Taking a look at my first week teaching…

Each week we are given written feedback from our mentor as well as a short video clip of us teaching.  It’s often difficult to watch myself teaching— the inner critic comes out to tell me what my weaknesses are or what I could be doing better.  I’ve been working on shining a light into this discomfort, as a way to grow and learn as a whole-life educator.  Here is short write-up about what it was like looking back at my very first video of me teaching.
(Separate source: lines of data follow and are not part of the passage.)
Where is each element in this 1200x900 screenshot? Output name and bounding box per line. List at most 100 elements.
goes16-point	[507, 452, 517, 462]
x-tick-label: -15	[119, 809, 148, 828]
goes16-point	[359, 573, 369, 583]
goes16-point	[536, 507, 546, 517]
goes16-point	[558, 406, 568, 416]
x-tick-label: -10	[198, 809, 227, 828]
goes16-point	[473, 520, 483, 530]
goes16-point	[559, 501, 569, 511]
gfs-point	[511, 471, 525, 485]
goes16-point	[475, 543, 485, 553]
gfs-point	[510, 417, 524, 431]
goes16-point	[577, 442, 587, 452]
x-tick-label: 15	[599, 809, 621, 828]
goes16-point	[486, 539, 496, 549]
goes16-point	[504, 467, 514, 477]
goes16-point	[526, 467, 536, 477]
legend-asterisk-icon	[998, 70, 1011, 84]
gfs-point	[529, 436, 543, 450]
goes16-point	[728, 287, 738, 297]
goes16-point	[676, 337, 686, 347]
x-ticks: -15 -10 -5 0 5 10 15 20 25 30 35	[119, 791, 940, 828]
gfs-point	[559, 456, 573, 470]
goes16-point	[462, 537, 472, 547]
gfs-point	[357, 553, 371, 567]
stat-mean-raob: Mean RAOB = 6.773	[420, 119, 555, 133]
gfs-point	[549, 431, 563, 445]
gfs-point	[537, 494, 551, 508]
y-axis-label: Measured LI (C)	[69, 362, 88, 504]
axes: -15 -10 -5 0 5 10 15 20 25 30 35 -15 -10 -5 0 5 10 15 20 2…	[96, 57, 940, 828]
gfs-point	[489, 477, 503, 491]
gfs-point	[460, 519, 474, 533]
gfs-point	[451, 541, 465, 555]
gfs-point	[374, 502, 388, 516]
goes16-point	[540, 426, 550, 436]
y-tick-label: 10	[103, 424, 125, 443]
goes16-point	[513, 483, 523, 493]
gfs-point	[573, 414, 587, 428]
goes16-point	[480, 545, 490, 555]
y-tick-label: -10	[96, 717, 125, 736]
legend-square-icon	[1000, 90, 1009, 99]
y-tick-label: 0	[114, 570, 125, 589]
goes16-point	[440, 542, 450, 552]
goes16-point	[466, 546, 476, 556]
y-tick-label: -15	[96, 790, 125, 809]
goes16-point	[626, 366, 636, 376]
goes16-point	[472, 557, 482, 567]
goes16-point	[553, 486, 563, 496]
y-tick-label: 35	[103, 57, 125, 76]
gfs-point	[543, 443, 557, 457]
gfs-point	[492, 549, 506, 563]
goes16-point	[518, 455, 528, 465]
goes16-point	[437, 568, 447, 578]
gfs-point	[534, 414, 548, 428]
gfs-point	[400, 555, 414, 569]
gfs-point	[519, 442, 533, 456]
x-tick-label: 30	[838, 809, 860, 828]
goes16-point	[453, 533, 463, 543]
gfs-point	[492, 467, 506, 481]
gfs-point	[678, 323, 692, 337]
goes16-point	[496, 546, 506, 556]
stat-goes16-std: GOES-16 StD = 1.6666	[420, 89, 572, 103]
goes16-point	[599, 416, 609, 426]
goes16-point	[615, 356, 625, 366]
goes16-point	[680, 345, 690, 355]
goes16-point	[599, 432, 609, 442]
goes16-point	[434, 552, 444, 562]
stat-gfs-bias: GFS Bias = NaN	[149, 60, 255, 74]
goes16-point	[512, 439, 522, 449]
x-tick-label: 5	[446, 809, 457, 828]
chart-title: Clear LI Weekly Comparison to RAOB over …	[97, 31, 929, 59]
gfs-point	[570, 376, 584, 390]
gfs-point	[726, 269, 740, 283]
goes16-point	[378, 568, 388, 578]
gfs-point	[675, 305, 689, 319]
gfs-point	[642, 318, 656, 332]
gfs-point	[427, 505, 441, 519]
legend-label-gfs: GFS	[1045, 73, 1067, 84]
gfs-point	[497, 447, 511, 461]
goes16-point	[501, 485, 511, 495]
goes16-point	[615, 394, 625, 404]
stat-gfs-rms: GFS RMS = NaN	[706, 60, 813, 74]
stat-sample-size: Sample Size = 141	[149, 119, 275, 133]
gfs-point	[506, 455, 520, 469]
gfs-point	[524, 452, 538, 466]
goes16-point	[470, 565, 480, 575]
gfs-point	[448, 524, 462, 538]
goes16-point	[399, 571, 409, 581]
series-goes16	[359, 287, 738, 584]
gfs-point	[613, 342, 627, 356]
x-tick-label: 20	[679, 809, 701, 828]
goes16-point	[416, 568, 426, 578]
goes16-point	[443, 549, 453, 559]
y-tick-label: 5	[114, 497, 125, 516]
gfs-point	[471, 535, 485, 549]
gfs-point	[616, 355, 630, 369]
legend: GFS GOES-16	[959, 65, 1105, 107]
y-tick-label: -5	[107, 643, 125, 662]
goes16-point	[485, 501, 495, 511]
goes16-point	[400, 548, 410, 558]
It’s nearing the end of the IslandWood 10-month program, and therefore time to do some reflection on my very first teaching observation.  While watching myself roll out my very first “Each One Teach One Ethnobotany” lesson a few things jumped out at me.  I did well to set the tone by asking them what they thought of when they thought of an expert, and said that they would have the chance to be one themselves. To make my instructions concise I related the E1T1 lesson to a solo walk experience and used sticks and stones to model the movement of how they would be walking down the trail.  I didn’t spend much time digging into the core of what makes ethnobotany important (that was saved for the debrief), but instead focused on how the activity would unfold.

Throughout my introduction of the E1T1 activity I made an effort to check for understanding.  The style of my check-ins were very much in the style of self-reporting (i.e. gathering some kind of consensus that everyone was following, got it?), which made the introduction feel slightly rushed.  I did some targeted questions towards the end that led me to believe that they were quick to understand how to move down the trail during the activity.  There was a quick release of information during this lesson, but overall it was thorough and if I remember correctly resulted in an insightful debrief at the end.  I have been increasingly more aware of how important scaffolding lessons with prior lessons is (i.e. doing an activity on ethnobotany or a leaf in a bag lesson).  By introducing students to the concept of ethnobotany earlier in the day, it would’ve allowed me to engage with them on the subject more during the onset of the lesson as opposed to the debrief only.